21 ago 2014







"L'Italia sbaglia: in Iraq le armi sono troppe"
Cecilia Strada boccia la linea del governo

L'Italia sbaglia: in Iraq le armi sono troppe 
Cecilia Strada boccia la linea del governo "E' armando il meno peggio abbiamo creato i talebani: ora serve forza di interposizione Onu". La presidente di Emergency si schiera contro la spedizione di artiglieria ai curdi. E propone le trattative con le milizie jihadiste

di Luca Sappino






Cecilia Strada delle armi conosce soprattutto l’effetto che fanno sui corpi. Le ferite. Poi sa quanto allontanino la pace. All’Espresso, la presidente di Emergency ricorda che «la strategia “armiamo il meno peggio”, o l’avversario del nemico di turno, ha creato i talebani». Aggiunge così la sua voce a quella della Rete del Disarmo e a quella del presidente delle Acli Gianni Bottalico, che nelle ultime ore sono intervenuti contro l’idea di inviare armi in Iraq, ai curdi, contro lo Stato islamico.

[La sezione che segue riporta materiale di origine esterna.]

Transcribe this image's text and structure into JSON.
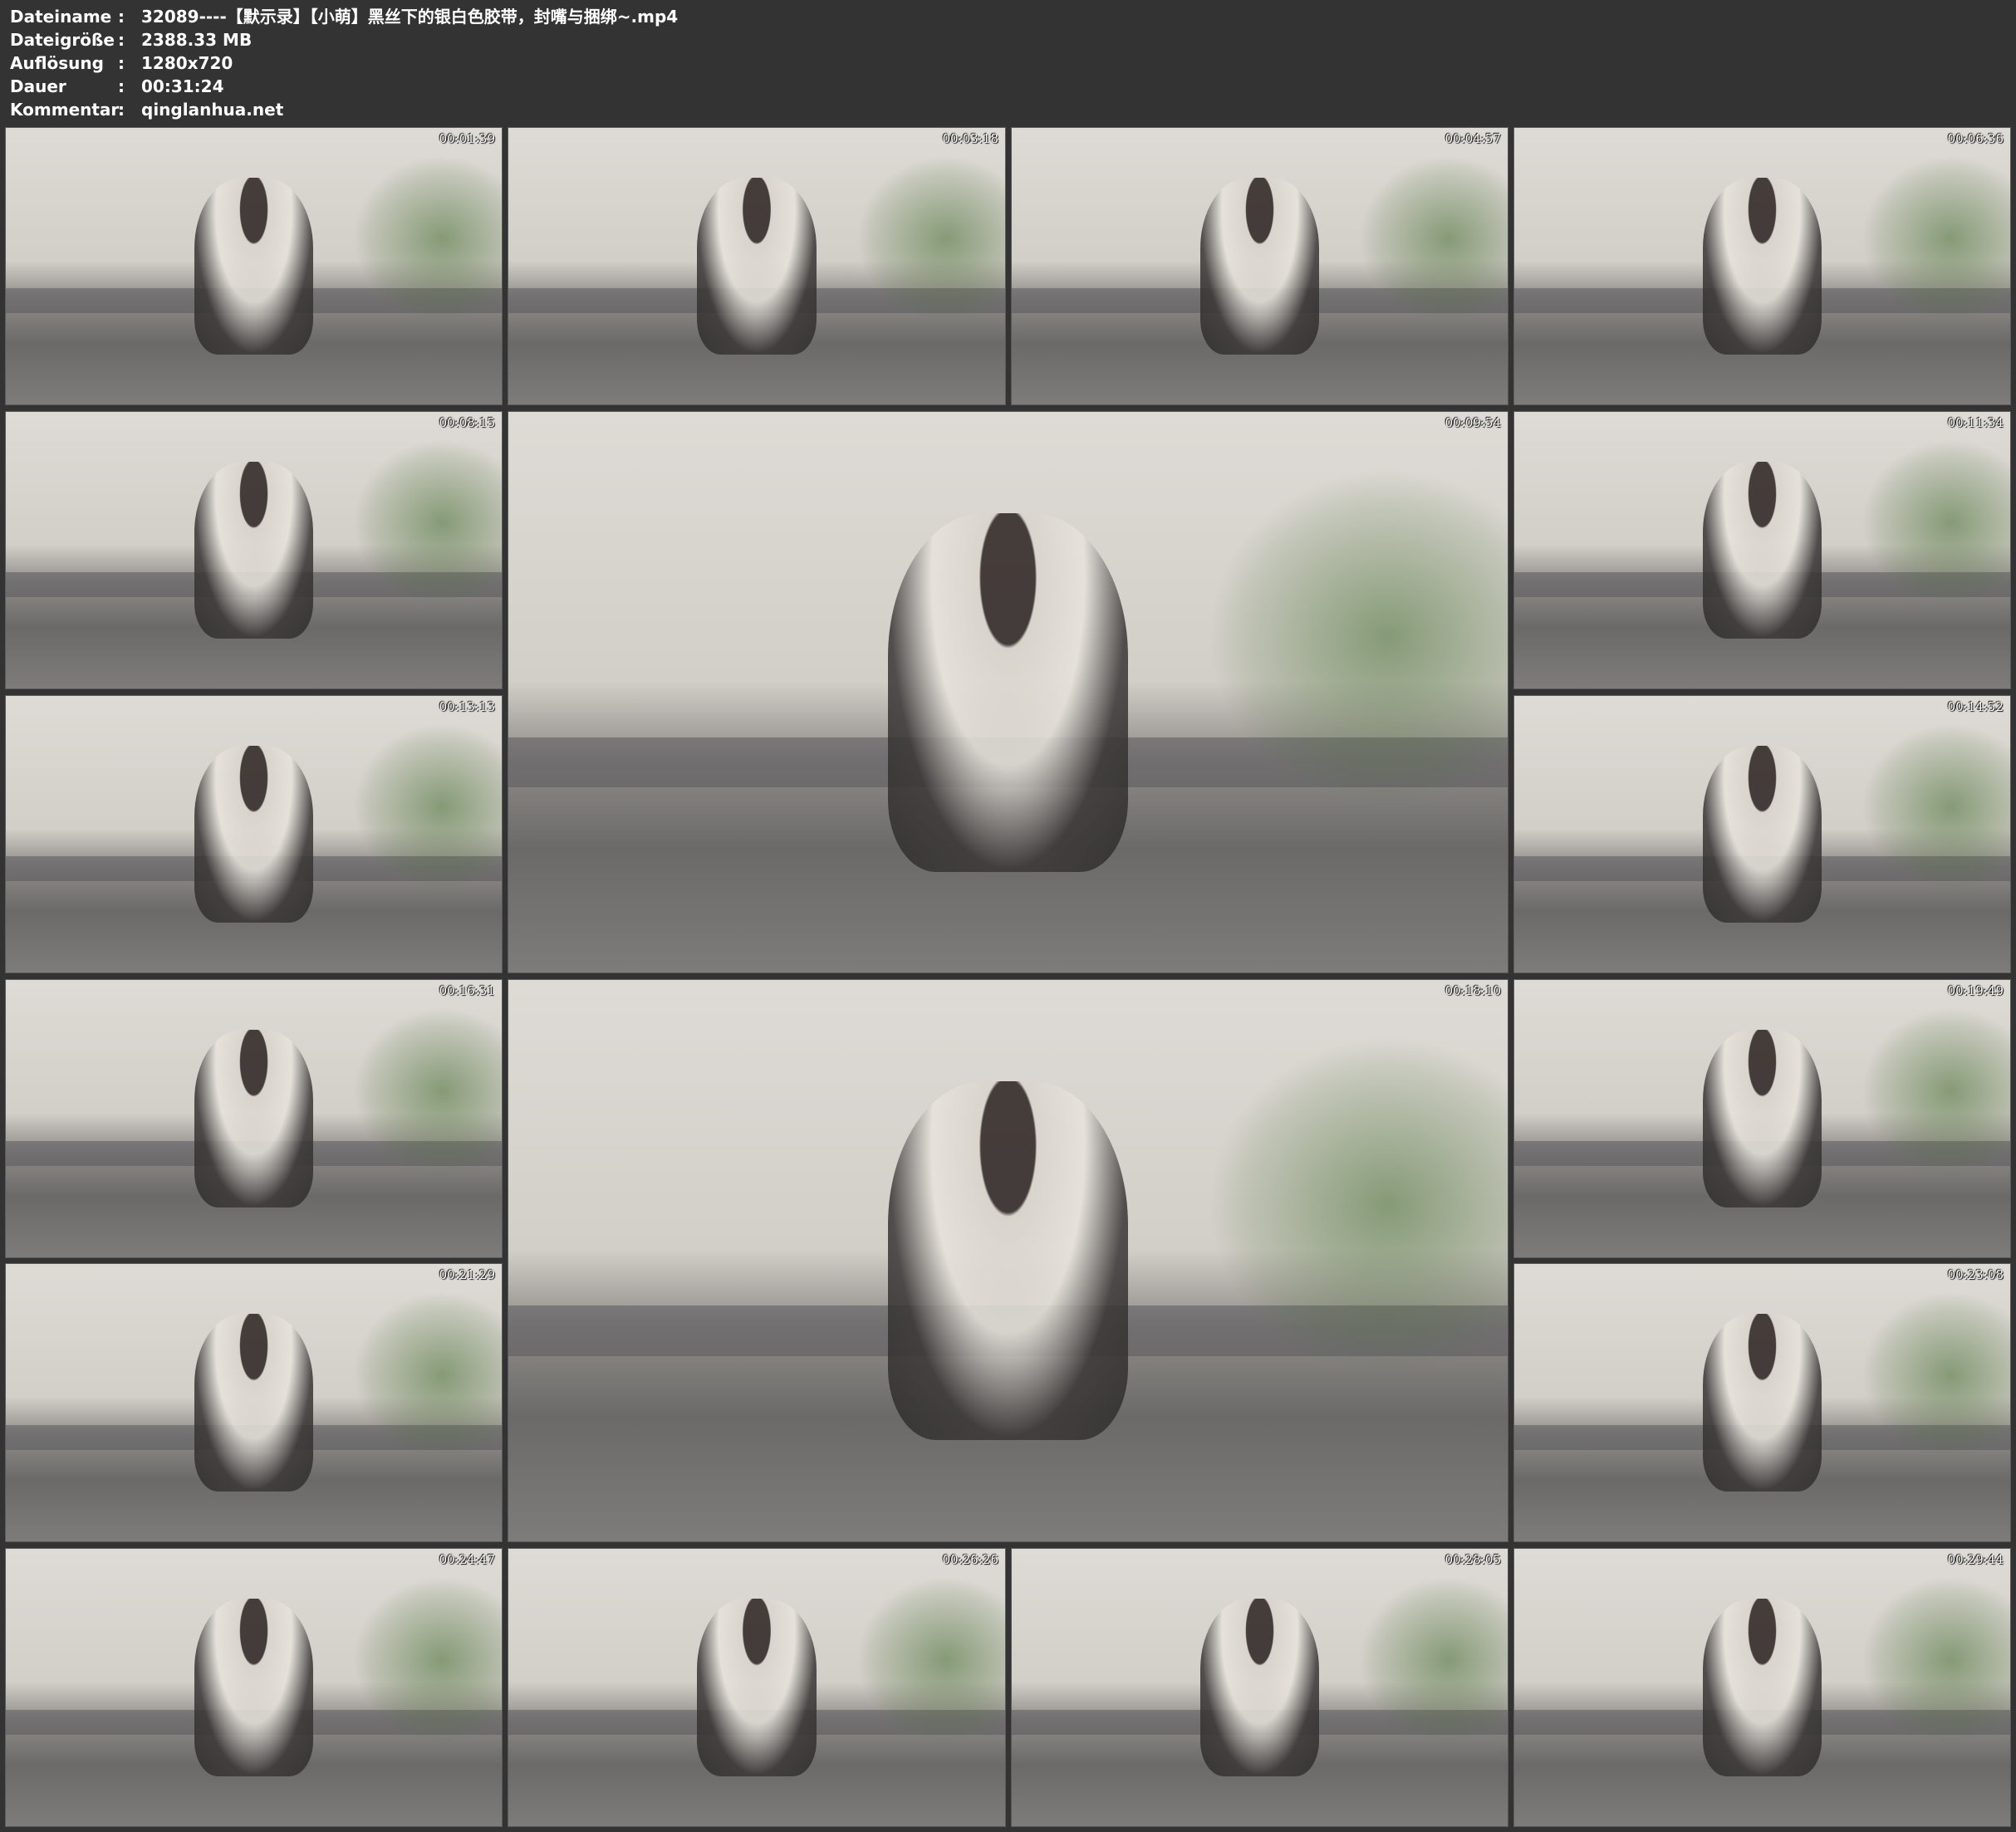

I ministri degli Esteri e della Difesa, Mogherini e Pinotti, stanno però lavorando al progetto, portando a casa l'approvaziome delle commissioni parlamentari competenti, riunite in seduta comune. Contrari Sel e Movimento 5 stelle, con la benedizione della maggioranza, il carico dovrebbe partire in pochi giorni. «Armi leggere», dice Roberta Pinotti: mitragliatrici e fucili mitragliatori, con relative munizioni, dismessi dalle nostre forze armate, i vecchi Browning e gli Mg, e razzi anticarro e altre armi sequestrate nel 1994 ad una nave da trasporto diretta a Spalato. «Non è con quelle armi che si apre un corridoio umanitario», è però l'idea di Cecilia Strada. L’alternativa è «una forza di interposizone dell’Onu». Ma prima bisognerebbe smettere di chiedersi «come mai c’è la guerra?». «La guerra in Iraq c’era anche la settimana scorsa, e anche quella prima. Da quando la missione militare è stata dichiarata conclusa, da quando abbiamo “esportato la democrazia” ci sono state centinaia di morti ogni mese». Insomma, «In Iraq ci sono troppe armi, non troppo poche. Chiediamoci anzi da dove sono arrivate quelle dei tagliatori di teste. Forse risaliremmo proprio ai governi amici».

Emergency è su molti fronti di quella che Papa Bergoglio ha chiamato la «terza guerra mondiale». E' in Iraq, ma non è a Gaza: «Anche se Emergency non lavora in Palestina, cosa che non escludiamo di fare prossimamente, io mi sento coinvolta» continua Strada. «Come italiana, come fornitore di armi a Israele, come paese che ospiterà le esercitazioni dei caccia israeliani in Sardegna, come cittadina di un governo che non riesce a chiedere a un esercito regolare amico di non commettere crimini di guerra».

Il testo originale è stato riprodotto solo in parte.